Reed Smith Client Alerts

This alert looks at payment instruments under English law in light of the recent Rubicon Vantage International Pte. Ltd. v. Krisenergy Ltd. [2019] EWHC 2012 (Comm) case.  In a commercial context, such payment instruments are commonly referred to indiscriminately as ‘guarantees’ and that term will be used generically in this alert.  Although often a critical component to security in a commercial context, guarantees can take many (misleading) forms.

A key issue that commonly arises, and on which this alert focuses, is whether a guarantee imposes what English law terms ‘primary’ or ‘secondary’ payment obligations. 

Authors: Alexander Sandiforth

Primary obligation 

If the guarantee imposes a primary obligation, typically the guarantor will have no choice but to pay against a compliant demand, as under English law such a guarantee operates to give rise to autonomous obligations.  Subject to the wording that the parties have agreed in the guarantee, a compliant demand may be nothing more than a written demand saying “I demand you pay me US$X.”  

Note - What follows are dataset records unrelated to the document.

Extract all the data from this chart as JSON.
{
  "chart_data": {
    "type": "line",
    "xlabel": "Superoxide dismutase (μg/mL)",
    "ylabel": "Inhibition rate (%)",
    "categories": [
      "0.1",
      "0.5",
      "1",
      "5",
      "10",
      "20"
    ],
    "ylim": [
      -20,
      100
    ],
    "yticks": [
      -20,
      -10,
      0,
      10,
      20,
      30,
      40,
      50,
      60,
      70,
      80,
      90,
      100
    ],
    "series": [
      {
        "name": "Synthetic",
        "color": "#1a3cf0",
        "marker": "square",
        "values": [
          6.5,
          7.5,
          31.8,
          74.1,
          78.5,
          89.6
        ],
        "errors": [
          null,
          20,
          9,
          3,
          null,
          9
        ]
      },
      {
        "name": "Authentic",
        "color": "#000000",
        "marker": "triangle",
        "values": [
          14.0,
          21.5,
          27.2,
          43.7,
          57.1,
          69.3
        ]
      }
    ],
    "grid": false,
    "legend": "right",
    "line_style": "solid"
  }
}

Such type of payment instrument is better referred to as an ‘(on) demand’ or ‘performance’ bond.  It has the advantage that in the event of a dispute about whether there is an underlying liability, the party with the ability to make a demand should (assuming the guarantor is good for the money) have the benefit of fighting any dispute with money in its pocket, rather than first having to fight, obtain an arbitration award or court judgment and then possibly having to chase its money in enforcement proceedings.

Secondary obligation

By contrast, if the guarantee imposes a secondary obligation it might be described as a ‘see to it’ or ‘true’ guarantee.  The difference between a see to it (or true) guarantee and an on demand (or performance) bond is that the guarantor’s payment obligation under the former type of payment instrument is not autonomous.  

Instead, the guarantor is ‘seeing to it’ that the principal obligor’s obligations are met.  Thus, in the event of a dispute about liability, the party with the benefit of the guarantee will be chasing its money as it will first need to establish that the principal obligor has a liability.  Potentially this will mean a significant disadvantage in terms of time and money for the party seeking payment from the principal obligor and/or the guarantor. 

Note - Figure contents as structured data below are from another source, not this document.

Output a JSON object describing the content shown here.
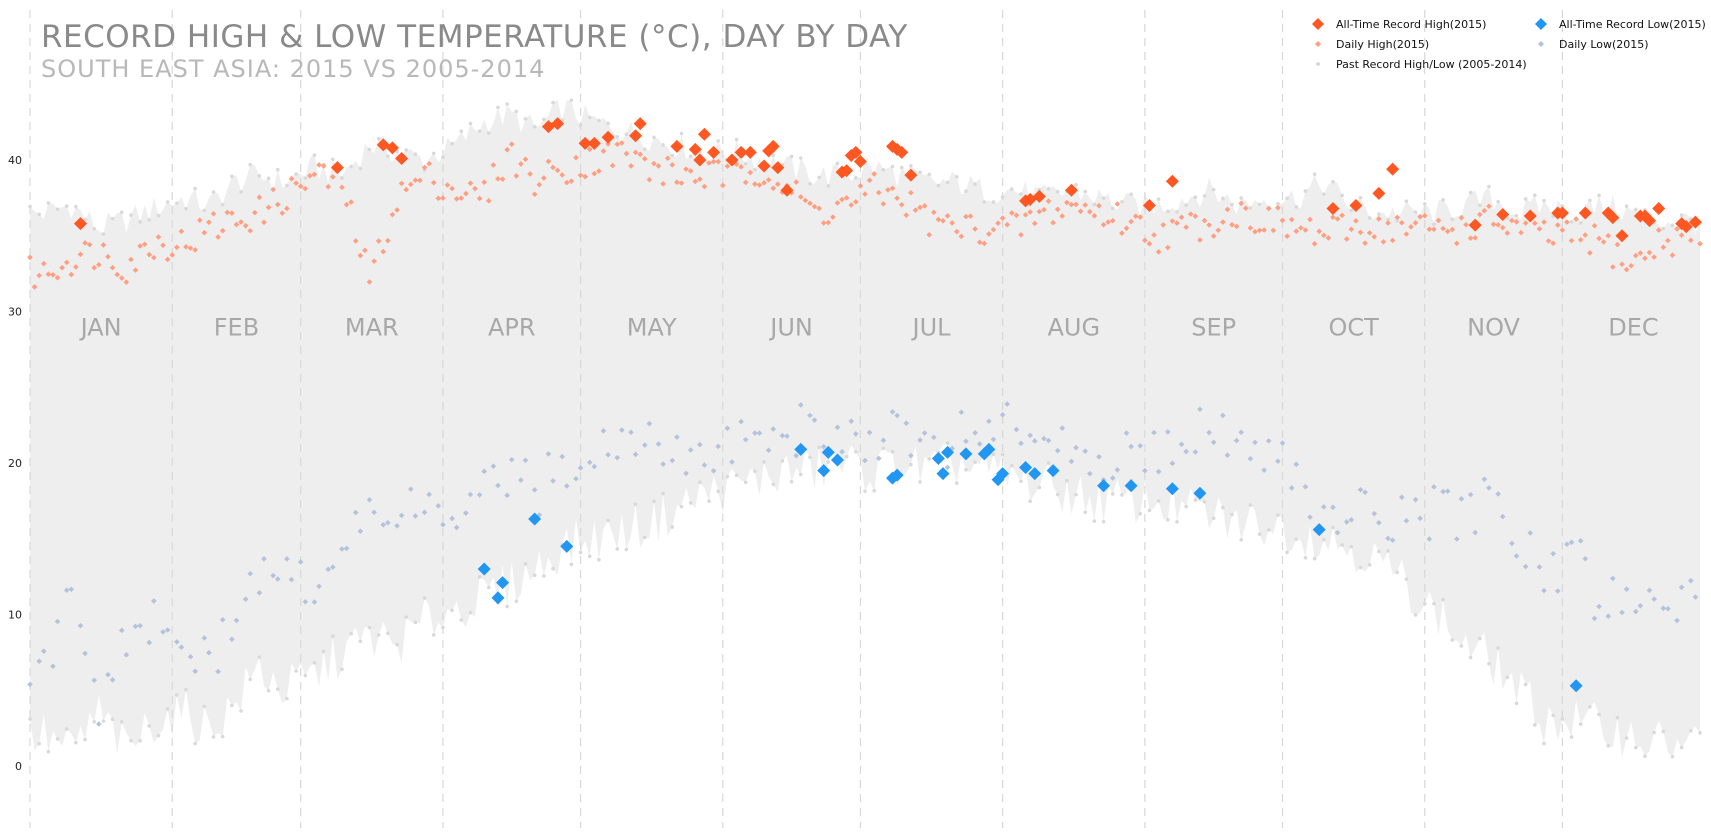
{
  "chart_data": {
    "type": "scatter",
    "title": "RECORD HIGH & LOW TEMPERATURE (°C), DAY BY DAY",
    "subtitle": "SOUTH EAST ASIA: 2015 VS 2005-2014",
    "xlabel": "",
    "ylabel": "",
    "ylim": [
      -4,
      45
    ],
    "yticks": [
      0,
      10,
      20,
      30,
      40
    ],
    "grid": "vertical dashed lines at month starts",
    "legend_position": "top-right",
    "categories": [
      "JAN",
      "FEB",
      "MAR",
      "APR",
      "MAY",
      "JUN",
      "JUL",
      "AUG",
      "SEP",
      "OCT",
      "NOV",
      "DEC"
    ],
    "month_start_days": [
      1,
      32,
      60,
      91,
      121,
      152,
      182,
      213,
      244,
      274,
      305,
      335
    ],
    "colors": {
      "record_high": "#ff5722",
      "daily_high": "#ff9e80",
      "record_low": "#2196f3",
      "daily_low": "#b3c3dc",
      "past_band": "#eeeeee",
      "past_points": "#d9d9d9"
    },
    "legend": [
      {
        "label": "All-Time Record High(2015)",
        "symbol": "diamond-large",
        "color": "#ff5722"
      },
      {
        "label": "All-Time Record Low(2015)",
        "symbol": "diamond-large",
        "color": "#2196f3"
      },
      {
        "label": "Daily High(2015)",
        "symbol": "diamond-small",
        "color": "#ff9e80"
      },
      {
        "label": "Daily Low(2015)",
        "symbol": "diamond-small",
        "color": "#b3c3dc"
      },
      {
        "label": "Past Record High/Low (2005-2014)",
        "symbol": "dot",
        "color": "#d9d9d9"
      }
    ],
    "past_record_high_monthly": [
      {
        "month": "JAN",
        "values": [
          36.5,
          37.0,
          35.5,
          36.0,
          36.8
        ]
      },
      {
        "month": "FEB",
        "values": [
          37.5,
          37.0,
          38.5,
          39.0,
          38.5
        ]
      },
      {
        "month": "MAR",
        "values": [
          39.5,
          39.0,
          41.0,
          40.5,
          40.0
        ]
      },
      {
        "month": "APR",
        "values": [
          41.0,
          42.5,
          43.0,
          42.0,
          43.5
        ]
      },
      {
        "month": "MAY",
        "values": [
          42.5,
          42.0,
          41.5,
          41.0,
          40.5
        ]
      },
      {
        "month": "JUN",
        "values": [
          40.5,
          40.0,
          39.5,
          39.0,
          39.0
        ]
      },
      {
        "month": "JUL",
        "values": [
          39.5,
          39.0,
          38.5,
          38.5,
          38.0
        ]
      },
      {
        "month": "AUG",
        "values": [
          38.0,
          37.5,
          38.0,
          37.5,
          37.0
        ]
      },
      {
        "month": "SEP",
        "values": [
          37.0,
          37.5,
          38.0,
          37.0,
          37.5
        ]
      },
      {
        "month": "OCT",
        "values": [
          37.5,
          38.5,
          37.0,
          36.5,
          36.5
        ]
      },
      {
        "month": "NOV",
        "values": [
          36.5,
          37.0,
          37.5,
          36.5,
          37.0
        ]
      },
      {
        "month": "DEC",
        "values": [
          36.5,
          37.0,
          36.5,
          36.0,
          36.0
        ]
      }
    ],
    "past_record_low_monthly": [
      {
        "month": "JAN",
        "values": [
          2.0,
          1.0,
          3.5,
          1.0,
          3.0
        ]
      },
      {
        "month": "FEB",
        "values": [
          3.5,
          2.5,
          4.0,
          6.5,
          5.0
        ]
      },
      {
        "month": "MAR",
        "values": [
          6.0,
          7.5,
          8.5,
          8.0,
          9.5
        ]
      },
      {
        "month": "APR",
        "values": [
          10.5,
          11.0,
          12.0,
          13.0,
          14.5
        ]
      },
      {
        "month": "MAY",
        "values": [
          15.0,
          15.5,
          16.0,
          17.0,
          18.0
        ]
      },
      {
        "month": "JUN",
        "values": [
          18.5,
          19.0,
          19.5,
          19.5,
          20.0
        ]
      },
      {
        "month": "JUL",
        "values": [
          19.5,
          20.0,
          19.5,
          20.0,
          19.5
        ]
      },
      {
        "month": "AUG",
        "values": [
          19.0,
          18.5,
          18.0,
          17.5,
          17.5
        ]
      },
      {
        "month": "SEP",
        "values": [
          17.5,
          17.0,
          16.5,
          16.0,
          16.0
        ]
      },
      {
        "month": "OCT",
        "values": [
          15.5,
          15.0,
          14.5,
          13.5,
          12.0
        ]
      },
      {
        "month": "NOV",
        "values": [
          10.0,
          8.0,
          7.0,
          5.0,
          3.0
        ]
      },
      {
        "month": "DEC",
        "values": [
          3.0,
          2.5,
          2.0,
          1.5,
          1.5
        ]
      }
    ],
    "daily_high_2015_monthly": [
      {
        "month": "JAN",
        "values": [
          32.5,
          33.5,
          34.0,
          33.0,
          34.5
        ]
      },
      {
        "month": "FEB",
        "values": [
          34.5,
          35.5,
          36.0,
          36.5,
          37.5
        ]
      },
      {
        "month": "MAR",
        "values": [
          39.0,
          38.5,
          32.0,
          37.5,
          39.0
        ]
      },
      {
        "month": "APR",
        "values": [
          38.0,
          37.5,
          40.5,
          38.5,
          39.5
        ]
      },
      {
        "month": "MAY",
        "values": [
          40.0,
          40.5,
          39.5,
          39.0,
          39.0
        ]
      },
      {
        "month": "JUN",
        "values": [
          39.0,
          39.5,
          38.0,
          36.5,
          37.0
        ]
      },
      {
        "month": "JUL",
        "values": [
          38.0,
          37.5,
          36.0,
          35.5,
          35.5
        ]
      },
      {
        "month": "AUG",
        "values": [
          35.5,
          36.5,
          37.0,
          36.5,
          36.0
        ]
      },
      {
        "month": "SEP",
        "values": [
          35.0,
          35.5,
          36.0,
          36.5,
          36.0
        ]
      },
      {
        "month": "OCT",
        "values": [
          35.5,
          35.0,
          35.5,
          35.5,
          35.5
        ]
      },
      {
        "month": "NOV",
        "values": [
          35.5,
          35.5,
          36.0,
          35.5,
          35.0
        ]
      },
      {
        "month": "DEC",
        "values": [
          35.0,
          34.5,
          33.0,
          34.5,
          35.0
        ]
      }
    ],
    "daily_low_2015_monthly": [
      {
        "month": "JAN",
        "values": [
          6.0,
          11.0,
          4.0,
          8.0,
          10.0
        ]
      },
      {
        "month": "FEB",
        "values": [
          8.0,
          6.5,
          10.0,
          13.0,
          13.0
        ]
      },
      {
        "month": "MAR",
        "values": [
          12.0,
          15.0,
          17.0,
          16.0,
          17.0
        ]
      },
      {
        "month": "APR",
        "values": [
          16.0,
          18.0,
          19.0,
          18.0,
          20.0
        ]
      },
      {
        "month": "MAY",
        "values": [
          21.0,
          21.5,
          21.0,
          20.5,
          21.0
        ]
      },
      {
        "month": "JUN",
        "values": [
          21.5,
          22.0,
          22.0,
          22.5,
          21.5
        ]
      },
      {
        "month": "JUL",
        "values": [
          22.0,
          22.5,
          21.5,
          21.5,
          22.0
        ]
      },
      {
        "month": "AUG",
        "values": [
          22.5,
          22.0,
          21.5,
          20.5,
          21.0
        ]
      },
      {
        "month": "SEP",
        "values": [
          21.0,
          22.0,
          22.5,
          22.0,
          21.0
        ]
      },
      {
        "month": "OCT",
        "values": [
          19.0,
          16.0,
          17.0,
          16.5,
          16.0
        ]
      },
      {
        "month": "NOV",
        "values": [
          17.0,
          16.0,
          18.0,
          15.0,
          12.0
        ]
      },
      {
        "month": "DEC",
        "values": [
          14.0,
          10.0,
          12.0,
          9.0,
          11.0
        ]
      }
    ],
    "record_high_2015": [
      {
        "day": 12,
        "value": 35.8
      },
      {
        "day": 68,
        "value": 39.5
      },
      {
        "day": 78,
        "value": 41.0
      },
      {
        "day": 80,
        "value": 40.8
      },
      {
        "day": 82,
        "value": 40.1
      },
      {
        "day": 114,
        "value": 42.2
      },
      {
        "day": 116,
        "value": 42.4
      },
      {
        "day": 122,
        "value": 41.1
      },
      {
        "day": 124,
        "value": 41.1
      },
      {
        "day": 127,
        "value": 41.5
      },
      {
        "day": 133,
        "value": 41.6
      },
      {
        "day": 134,
        "value": 42.4
      },
      {
        "day": 142,
        "value": 40.9
      },
      {
        "day": 146,
        "value": 40.7
      },
      {
        "day": 147,
        "value": 40.0
      },
      {
        "day": 148,
        "value": 41.7
      },
      {
        "day": 150,
        "value": 40.5
      },
      {
        "day": 154,
        "value": 40.0
      },
      {
        "day": 156,
        "value": 40.5
      },
      {
        "day": 158,
        "value": 40.5
      },
      {
        "day": 161,
        "value": 39.6
      },
      {
        "day": 162,
        "value": 40.6
      },
      {
        "day": 163,
        "value": 40.9
      },
      {
        "day": 164,
        "value": 39.5
      },
      {
        "day": 166,
        "value": 38.0
      },
      {
        "day": 178,
        "value": 39.2
      },
      {
        "day": 179,
        "value": 39.3
      },
      {
        "day": 180,
        "value": 40.3
      },
      {
        "day": 181,
        "value": 40.5
      },
      {
        "day": 182,
        "value": 39.9
      },
      {
        "day": 189,
        "value": 40.9
      },
      {
        "day": 190,
        "value": 40.7
      },
      {
        "day": 191,
        "value": 40.5
      },
      {
        "day": 193,
        "value": 39.0
      },
      {
        "day": 218,
        "value": 37.3
      },
      {
        "day": 219,
        "value": 37.4
      },
      {
        "day": 221,
        "value": 37.6
      },
      {
        "day": 228,
        "value": 38.0
      },
      {
        "day": 245,
        "value": 37.0
      },
      {
        "day": 250,
        "value": 38.6
      },
      {
        "day": 285,
        "value": 36.8
      },
      {
        "day": 290,
        "value": 37.0
      },
      {
        "day": 295,
        "value": 37.8
      },
      {
        "day": 298,
        "value": 39.4
      },
      {
        "day": 316,
        "value": 35.7
      },
      {
        "day": 322,
        "value": 36.4
      },
      {
        "day": 328,
        "value": 36.3
      },
      {
        "day": 334,
        "value": 36.5
      },
      {
        "day": 335,
        "value": 36.5
      },
      {
        "day": 340,
        "value": 36.5
      },
      {
        "day": 345,
        "value": 36.5
      },
      {
        "day": 346,
        "value": 36.2
      },
      {
        "day": 348,
        "value": 35.0
      },
      {
        "day": 352,
        "value": 36.3
      },
      {
        "day": 353,
        "value": 36.3
      },
      {
        "day": 354,
        "value": 36.0
      },
      {
        "day": 356,
        "value": 36.8
      },
      {
        "day": 361,
        "value": 35.8
      },
      {
        "day": 362,
        "value": 35.6
      },
      {
        "day": 364,
        "value": 35.9
      }
    ],
    "record_low_2015": [
      {
        "day": 100,
        "value": 13.0
      },
      {
        "day": 103,
        "value": 11.1
      },
      {
        "day": 104,
        "value": 12.1
      },
      {
        "day": 111,
        "value": 16.3
      },
      {
        "day": 118,
        "value": 14.5
      },
      {
        "day": 169,
        "value": 20.9
      },
      {
        "day": 174,
        "value": 19.5
      },
      {
        "day": 175,
        "value": 20.7
      },
      {
        "day": 177,
        "value": 20.2
      },
      {
        "day": 189,
        "value": 19.0
      },
      {
        "day": 190,
        "value": 19.2
      },
      {
        "day": 199,
        "value": 20.3
      },
      {
        "day": 200,
        "value": 19.3
      },
      {
        "day": 201,
        "value": 20.7
      },
      {
        "day": 205,
        "value": 20.6
      },
      {
        "day": 209,
        "value": 20.6
      },
      {
        "day": 210,
        "value": 20.9
      },
      {
        "day": 212,
        "value": 18.9
      },
      {
        "day": 213,
        "value": 19.3
      },
      {
        "day": 218,
        "value": 19.7
      },
      {
        "day": 220,
        "value": 19.3
      },
      {
        "day": 224,
        "value": 19.5
      },
      {
        "day": 235,
        "value": 18.5
      },
      {
        "day": 241,
        "value": 18.5
      },
      {
        "day": 250,
        "value": 18.3
      },
      {
        "day": 256,
        "value": 18.0
      },
      {
        "day": 282,
        "value": 15.6
      },
      {
        "day": 338,
        "value": 5.3
      }
    ]
  }
}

What type of guarantee have I got?

Under English law, commercial parties have two relatively recent Court of Appeal decisions to determine whether the guarantee creates a primary or secondary obligation.  These offer some, but not exhaustive, guidance.

The first case holds that in a transaction outside the banking context involving a guarantee not containing language appropriate to describe an on demand (or performance) bond, there is a strong presumption that such a guarantee creates only a secondary liability and not a primary liability.  Thus, something described as a ‘parent company guarantee’ will, absent clear wording, likely be construed as creating a secondary obligation only (i.e., that the document will likely be a see to it guarantee) under English law.  This is the so-called Marubeni presumption.

By contrast, if the guarantee (1) is given by a bank, (2) relates to an underlying transaction between parties in different jurisdictions, (3) contains an undertaking to pay “on demand” and (4) does not contain clauses excluding or limiting the defences available to a guarantor, then there is a presumption that such a guarantee creates a primary obligation (i.e., that the document will likely be an “on demand” bond) under English law.  This is the so-called Wuhan presumption.

The difficulty with these presumptions is that often the guarantee contains factors which point to different conclusions.  Thus, for example, it is common to see “on demand” wording (suggesting a primary obligation), but also wording stating that the guarantee is not affected by variations or amendments to the underlying contract (suggesting a secondary obligation) which strike at point 4 of the Wuhan presumption.  Further, the fact that such documents are often headed with, for example, nebulous phrases (from a legal perspective) such as ‘payment guarantee’ and are not always issued by banks, adds further uncertainty.